Hyperbolic towers are natural draft units built of concrete which can be several hundred feet in height and of equal width at the basin; a shape which allows for optimum air flow and structural stability.

Hyperbolic towers may be a counterflow or crossflow design. 

In the crossflow design, water is distributed outside the tower with the initial contact between air and water taking place prior to entry into the tower itself. In counterflow hyperbolic towers, water distribution occurs inside the structure.

Air flow through hyperbolic towers is produced by differences in air density; dry bulb temperatures and relative humidity also play an important role. In operation, heavier outside air is drawn in from around the base of the tower. It displaces lighter saturated air in the tower, forcing it up and out the top. In fact, it works much like a conventional chimney, except that water saturation rather than heat causes the changes in air density that are responsible for air movement.

Unlike the mechanical draft tower whose fan moves fixed volume of air regardless of its density, a hyperbolic unit's air flow varies with changing atmospheric conditions.

Because of the height and diameter necessary to gain the natural draft required for a given capacity and because they utilize such expensive materials as prestressed concrete, the construction costs of hyperbolic towers are high, as compared to mechanical draft towers.
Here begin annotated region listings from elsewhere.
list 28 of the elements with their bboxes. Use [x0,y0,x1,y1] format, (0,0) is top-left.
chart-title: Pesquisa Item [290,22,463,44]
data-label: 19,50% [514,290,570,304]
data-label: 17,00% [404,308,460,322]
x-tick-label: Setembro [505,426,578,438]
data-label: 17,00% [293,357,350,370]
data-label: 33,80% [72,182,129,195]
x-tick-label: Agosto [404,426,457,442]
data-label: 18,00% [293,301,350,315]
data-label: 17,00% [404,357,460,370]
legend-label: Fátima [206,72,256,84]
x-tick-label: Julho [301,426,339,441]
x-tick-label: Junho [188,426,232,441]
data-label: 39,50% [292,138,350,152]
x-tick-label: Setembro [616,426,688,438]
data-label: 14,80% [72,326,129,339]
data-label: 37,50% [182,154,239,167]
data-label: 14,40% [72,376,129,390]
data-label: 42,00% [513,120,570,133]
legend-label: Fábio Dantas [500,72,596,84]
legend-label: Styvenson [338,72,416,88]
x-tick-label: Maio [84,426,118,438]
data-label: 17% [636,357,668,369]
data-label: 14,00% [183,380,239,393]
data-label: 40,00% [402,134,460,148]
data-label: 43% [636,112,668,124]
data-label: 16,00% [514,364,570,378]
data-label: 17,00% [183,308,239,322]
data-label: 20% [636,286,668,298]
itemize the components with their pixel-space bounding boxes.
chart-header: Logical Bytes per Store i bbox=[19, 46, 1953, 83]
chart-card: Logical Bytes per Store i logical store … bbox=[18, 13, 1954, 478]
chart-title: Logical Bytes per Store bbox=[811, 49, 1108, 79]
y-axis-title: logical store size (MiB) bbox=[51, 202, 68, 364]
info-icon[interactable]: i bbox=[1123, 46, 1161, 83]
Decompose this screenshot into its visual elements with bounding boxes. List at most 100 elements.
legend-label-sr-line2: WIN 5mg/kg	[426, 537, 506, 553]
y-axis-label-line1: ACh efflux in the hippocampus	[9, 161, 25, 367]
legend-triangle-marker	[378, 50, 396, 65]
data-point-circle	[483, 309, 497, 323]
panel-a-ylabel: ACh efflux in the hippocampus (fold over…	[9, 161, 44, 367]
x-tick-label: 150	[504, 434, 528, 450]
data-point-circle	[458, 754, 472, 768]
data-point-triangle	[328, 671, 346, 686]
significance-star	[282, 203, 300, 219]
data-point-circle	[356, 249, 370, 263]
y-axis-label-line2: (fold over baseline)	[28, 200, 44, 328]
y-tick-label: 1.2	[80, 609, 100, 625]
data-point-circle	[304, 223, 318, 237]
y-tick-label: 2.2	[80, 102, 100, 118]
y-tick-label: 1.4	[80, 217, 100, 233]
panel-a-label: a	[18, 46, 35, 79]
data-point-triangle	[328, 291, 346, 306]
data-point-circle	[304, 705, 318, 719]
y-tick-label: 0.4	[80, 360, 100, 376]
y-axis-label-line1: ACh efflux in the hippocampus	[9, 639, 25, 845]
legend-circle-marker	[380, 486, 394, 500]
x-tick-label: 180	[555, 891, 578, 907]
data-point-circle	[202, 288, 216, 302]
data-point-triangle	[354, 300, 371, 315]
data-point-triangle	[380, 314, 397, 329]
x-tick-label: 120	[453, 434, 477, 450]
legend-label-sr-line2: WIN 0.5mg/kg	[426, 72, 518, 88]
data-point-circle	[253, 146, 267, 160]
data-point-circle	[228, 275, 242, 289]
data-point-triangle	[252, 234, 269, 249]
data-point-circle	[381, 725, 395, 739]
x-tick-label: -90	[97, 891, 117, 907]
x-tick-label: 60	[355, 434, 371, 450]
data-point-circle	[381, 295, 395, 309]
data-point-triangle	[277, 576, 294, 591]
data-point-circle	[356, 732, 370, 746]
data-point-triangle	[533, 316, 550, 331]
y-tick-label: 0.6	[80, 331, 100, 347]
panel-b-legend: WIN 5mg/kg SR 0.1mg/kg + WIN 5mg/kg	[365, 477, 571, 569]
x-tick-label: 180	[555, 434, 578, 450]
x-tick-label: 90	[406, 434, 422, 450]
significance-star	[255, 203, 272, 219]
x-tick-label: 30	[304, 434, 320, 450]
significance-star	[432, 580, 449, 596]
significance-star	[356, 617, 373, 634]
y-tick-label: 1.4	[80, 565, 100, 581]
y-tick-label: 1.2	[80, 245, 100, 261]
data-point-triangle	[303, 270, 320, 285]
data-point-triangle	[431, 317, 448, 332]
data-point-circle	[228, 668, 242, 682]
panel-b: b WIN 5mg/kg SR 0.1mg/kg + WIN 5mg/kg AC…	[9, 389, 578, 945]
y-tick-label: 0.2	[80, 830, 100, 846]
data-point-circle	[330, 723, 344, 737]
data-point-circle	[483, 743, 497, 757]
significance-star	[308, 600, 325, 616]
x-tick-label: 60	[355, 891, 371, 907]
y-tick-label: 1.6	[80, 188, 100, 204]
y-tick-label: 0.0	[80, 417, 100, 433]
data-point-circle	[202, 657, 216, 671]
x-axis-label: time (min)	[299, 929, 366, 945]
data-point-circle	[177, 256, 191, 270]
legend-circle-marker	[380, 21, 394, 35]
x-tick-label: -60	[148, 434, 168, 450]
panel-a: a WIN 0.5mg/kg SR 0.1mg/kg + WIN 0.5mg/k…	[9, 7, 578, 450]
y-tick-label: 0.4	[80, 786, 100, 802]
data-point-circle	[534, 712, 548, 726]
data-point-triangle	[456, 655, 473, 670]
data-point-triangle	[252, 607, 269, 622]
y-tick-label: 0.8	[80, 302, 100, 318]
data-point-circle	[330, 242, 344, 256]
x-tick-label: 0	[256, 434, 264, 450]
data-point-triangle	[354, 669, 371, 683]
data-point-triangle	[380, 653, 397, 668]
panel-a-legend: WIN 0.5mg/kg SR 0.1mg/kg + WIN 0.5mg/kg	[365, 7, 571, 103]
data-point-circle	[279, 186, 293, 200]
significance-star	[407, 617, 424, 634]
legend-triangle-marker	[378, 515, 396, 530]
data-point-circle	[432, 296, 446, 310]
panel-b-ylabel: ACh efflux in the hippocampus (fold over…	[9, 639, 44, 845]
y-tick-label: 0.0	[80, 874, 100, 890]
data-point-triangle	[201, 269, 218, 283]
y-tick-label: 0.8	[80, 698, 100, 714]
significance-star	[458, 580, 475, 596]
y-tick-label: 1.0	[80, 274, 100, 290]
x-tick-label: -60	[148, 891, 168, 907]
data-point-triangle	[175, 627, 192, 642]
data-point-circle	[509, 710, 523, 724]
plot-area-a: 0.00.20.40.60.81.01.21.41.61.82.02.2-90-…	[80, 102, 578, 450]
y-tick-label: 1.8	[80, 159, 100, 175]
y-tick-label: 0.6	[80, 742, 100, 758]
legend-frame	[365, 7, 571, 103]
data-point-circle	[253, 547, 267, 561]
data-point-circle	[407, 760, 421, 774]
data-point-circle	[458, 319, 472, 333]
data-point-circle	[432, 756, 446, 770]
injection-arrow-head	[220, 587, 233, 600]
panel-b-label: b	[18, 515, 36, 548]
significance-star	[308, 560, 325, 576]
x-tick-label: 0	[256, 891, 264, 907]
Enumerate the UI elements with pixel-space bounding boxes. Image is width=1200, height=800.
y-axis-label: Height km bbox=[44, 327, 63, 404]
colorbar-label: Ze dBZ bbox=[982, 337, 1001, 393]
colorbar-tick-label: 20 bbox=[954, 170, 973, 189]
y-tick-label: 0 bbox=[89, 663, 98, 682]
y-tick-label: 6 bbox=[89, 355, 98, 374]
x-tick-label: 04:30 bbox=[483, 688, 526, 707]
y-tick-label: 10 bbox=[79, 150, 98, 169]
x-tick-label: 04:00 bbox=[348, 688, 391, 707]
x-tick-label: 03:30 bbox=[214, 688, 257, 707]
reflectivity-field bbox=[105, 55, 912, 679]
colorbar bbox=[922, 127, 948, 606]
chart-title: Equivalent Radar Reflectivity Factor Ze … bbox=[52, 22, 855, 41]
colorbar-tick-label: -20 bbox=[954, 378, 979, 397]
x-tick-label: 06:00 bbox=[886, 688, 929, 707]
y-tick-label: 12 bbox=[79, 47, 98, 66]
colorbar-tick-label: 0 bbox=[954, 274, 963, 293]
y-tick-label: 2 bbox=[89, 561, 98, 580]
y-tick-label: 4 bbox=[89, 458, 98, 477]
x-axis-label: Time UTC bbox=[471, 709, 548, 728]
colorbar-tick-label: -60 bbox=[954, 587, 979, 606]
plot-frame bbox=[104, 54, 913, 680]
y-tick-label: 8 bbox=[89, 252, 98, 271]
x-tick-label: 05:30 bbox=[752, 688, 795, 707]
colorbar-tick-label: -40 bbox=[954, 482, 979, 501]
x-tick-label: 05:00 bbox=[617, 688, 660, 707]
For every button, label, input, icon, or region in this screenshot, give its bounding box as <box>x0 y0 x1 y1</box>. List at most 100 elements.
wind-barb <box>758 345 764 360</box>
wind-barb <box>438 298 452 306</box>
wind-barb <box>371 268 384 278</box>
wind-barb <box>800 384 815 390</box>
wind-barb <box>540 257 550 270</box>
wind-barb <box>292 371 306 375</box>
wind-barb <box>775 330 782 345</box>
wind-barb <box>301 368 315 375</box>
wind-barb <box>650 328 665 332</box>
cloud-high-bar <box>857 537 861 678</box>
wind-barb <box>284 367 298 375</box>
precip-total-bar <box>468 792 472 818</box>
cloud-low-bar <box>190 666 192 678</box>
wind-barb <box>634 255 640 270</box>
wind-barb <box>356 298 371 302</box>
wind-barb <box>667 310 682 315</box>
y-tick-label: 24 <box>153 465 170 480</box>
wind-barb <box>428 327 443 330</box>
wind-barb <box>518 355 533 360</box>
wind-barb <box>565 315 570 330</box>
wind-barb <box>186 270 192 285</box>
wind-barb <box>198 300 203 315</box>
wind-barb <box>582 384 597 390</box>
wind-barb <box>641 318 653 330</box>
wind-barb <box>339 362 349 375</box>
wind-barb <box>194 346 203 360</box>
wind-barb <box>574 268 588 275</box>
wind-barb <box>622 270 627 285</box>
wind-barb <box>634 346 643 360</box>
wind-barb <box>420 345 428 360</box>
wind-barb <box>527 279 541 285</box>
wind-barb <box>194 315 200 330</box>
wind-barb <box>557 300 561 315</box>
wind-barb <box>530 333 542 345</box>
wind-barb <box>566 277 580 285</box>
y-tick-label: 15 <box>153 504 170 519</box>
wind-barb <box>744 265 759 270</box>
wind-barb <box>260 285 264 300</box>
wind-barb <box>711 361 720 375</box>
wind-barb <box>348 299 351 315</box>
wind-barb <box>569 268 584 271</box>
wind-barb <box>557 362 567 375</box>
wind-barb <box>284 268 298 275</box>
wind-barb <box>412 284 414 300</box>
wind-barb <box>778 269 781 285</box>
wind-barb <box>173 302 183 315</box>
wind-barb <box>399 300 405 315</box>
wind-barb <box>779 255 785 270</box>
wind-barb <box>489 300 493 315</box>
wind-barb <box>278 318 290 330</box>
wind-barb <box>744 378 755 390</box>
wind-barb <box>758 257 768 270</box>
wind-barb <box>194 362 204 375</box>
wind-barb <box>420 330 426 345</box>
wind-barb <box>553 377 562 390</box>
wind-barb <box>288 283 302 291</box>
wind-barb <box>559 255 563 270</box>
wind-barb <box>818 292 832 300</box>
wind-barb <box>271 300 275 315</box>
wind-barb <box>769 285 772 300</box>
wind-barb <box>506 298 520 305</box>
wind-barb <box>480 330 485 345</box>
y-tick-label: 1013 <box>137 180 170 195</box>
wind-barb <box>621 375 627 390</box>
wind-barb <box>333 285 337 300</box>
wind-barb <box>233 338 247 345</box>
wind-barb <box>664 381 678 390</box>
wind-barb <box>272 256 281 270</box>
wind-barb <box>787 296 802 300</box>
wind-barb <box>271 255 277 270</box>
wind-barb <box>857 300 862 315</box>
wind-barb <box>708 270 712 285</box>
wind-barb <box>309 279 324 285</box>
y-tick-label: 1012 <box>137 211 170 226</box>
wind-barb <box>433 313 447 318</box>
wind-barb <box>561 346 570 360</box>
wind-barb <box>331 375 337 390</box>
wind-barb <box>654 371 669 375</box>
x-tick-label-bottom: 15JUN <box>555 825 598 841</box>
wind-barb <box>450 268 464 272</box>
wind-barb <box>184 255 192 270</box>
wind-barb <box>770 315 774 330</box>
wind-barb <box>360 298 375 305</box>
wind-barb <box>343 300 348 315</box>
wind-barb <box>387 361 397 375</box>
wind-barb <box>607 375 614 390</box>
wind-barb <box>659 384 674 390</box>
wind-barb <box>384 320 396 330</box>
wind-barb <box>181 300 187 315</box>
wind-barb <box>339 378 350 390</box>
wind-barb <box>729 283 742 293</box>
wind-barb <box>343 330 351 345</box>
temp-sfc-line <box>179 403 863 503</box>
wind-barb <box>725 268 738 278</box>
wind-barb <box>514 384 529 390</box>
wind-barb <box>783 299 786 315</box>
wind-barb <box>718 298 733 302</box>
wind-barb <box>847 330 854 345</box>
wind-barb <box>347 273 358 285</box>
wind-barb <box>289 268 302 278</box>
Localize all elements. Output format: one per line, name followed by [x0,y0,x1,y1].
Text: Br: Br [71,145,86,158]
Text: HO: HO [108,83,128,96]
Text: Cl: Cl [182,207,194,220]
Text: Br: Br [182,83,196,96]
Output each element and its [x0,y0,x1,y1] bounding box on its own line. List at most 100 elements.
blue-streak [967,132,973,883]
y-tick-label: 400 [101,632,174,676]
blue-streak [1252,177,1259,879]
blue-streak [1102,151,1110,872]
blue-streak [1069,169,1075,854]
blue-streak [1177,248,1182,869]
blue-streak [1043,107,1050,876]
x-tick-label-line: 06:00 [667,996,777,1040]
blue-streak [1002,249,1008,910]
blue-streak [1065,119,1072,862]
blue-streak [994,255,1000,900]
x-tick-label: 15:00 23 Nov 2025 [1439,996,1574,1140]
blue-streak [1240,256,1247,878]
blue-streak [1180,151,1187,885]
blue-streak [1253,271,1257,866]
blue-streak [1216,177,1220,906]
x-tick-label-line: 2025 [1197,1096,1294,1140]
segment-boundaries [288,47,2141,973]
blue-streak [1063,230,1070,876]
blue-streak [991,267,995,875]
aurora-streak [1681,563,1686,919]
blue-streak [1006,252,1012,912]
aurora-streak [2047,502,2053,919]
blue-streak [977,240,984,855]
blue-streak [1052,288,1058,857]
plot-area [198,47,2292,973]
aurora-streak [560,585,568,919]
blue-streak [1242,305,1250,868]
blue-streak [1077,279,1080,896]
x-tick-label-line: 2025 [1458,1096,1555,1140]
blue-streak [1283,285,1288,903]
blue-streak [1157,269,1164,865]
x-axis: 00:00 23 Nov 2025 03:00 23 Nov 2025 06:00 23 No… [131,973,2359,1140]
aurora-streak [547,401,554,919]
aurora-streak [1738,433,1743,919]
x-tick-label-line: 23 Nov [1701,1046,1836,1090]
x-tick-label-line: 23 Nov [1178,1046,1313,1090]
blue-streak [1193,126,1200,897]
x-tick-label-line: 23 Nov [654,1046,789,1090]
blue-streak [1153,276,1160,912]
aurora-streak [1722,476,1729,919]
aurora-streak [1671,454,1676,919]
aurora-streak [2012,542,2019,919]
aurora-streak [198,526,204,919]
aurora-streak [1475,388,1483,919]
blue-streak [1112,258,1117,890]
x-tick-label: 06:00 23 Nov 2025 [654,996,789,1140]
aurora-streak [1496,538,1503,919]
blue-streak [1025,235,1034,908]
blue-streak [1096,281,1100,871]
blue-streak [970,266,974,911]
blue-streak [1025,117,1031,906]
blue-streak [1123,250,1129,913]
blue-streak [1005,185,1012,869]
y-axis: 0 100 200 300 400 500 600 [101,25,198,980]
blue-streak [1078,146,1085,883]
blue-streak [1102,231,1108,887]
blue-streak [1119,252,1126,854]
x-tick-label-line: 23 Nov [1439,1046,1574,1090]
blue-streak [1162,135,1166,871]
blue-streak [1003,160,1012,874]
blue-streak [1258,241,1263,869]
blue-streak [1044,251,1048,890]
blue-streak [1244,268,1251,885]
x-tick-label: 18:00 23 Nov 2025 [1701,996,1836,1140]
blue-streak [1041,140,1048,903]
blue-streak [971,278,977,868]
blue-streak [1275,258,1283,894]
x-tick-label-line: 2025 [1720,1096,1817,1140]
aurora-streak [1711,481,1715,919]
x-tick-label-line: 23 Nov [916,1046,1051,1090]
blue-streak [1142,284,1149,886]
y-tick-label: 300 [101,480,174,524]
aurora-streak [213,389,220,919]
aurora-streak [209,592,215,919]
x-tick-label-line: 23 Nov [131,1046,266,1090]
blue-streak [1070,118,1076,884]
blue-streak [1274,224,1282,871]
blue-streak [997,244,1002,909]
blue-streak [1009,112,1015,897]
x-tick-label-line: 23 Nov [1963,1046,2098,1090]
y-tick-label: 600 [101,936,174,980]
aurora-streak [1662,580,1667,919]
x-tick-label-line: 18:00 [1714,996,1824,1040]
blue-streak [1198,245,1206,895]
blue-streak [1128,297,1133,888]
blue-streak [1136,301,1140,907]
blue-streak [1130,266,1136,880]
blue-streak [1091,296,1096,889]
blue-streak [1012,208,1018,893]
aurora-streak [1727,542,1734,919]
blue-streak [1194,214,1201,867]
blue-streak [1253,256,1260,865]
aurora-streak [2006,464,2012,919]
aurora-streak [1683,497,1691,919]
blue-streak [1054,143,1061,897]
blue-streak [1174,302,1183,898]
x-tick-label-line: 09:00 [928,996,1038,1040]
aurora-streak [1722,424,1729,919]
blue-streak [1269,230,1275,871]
The absence of fans, however, results in lower operating costs than conventional towers. 

They are economical when a plant can amortize the construction costs over an extended period of time. Utilities have found the use of hyperbolic towers advantageous in terrain, where the height of the towers raises the plume to eliminate recirculation and contact with the surrounding load areas. Industrial plants, which have shorter process payout times and much smaller heat loads, and thus smaller plumes, usually construct mechanical draft units.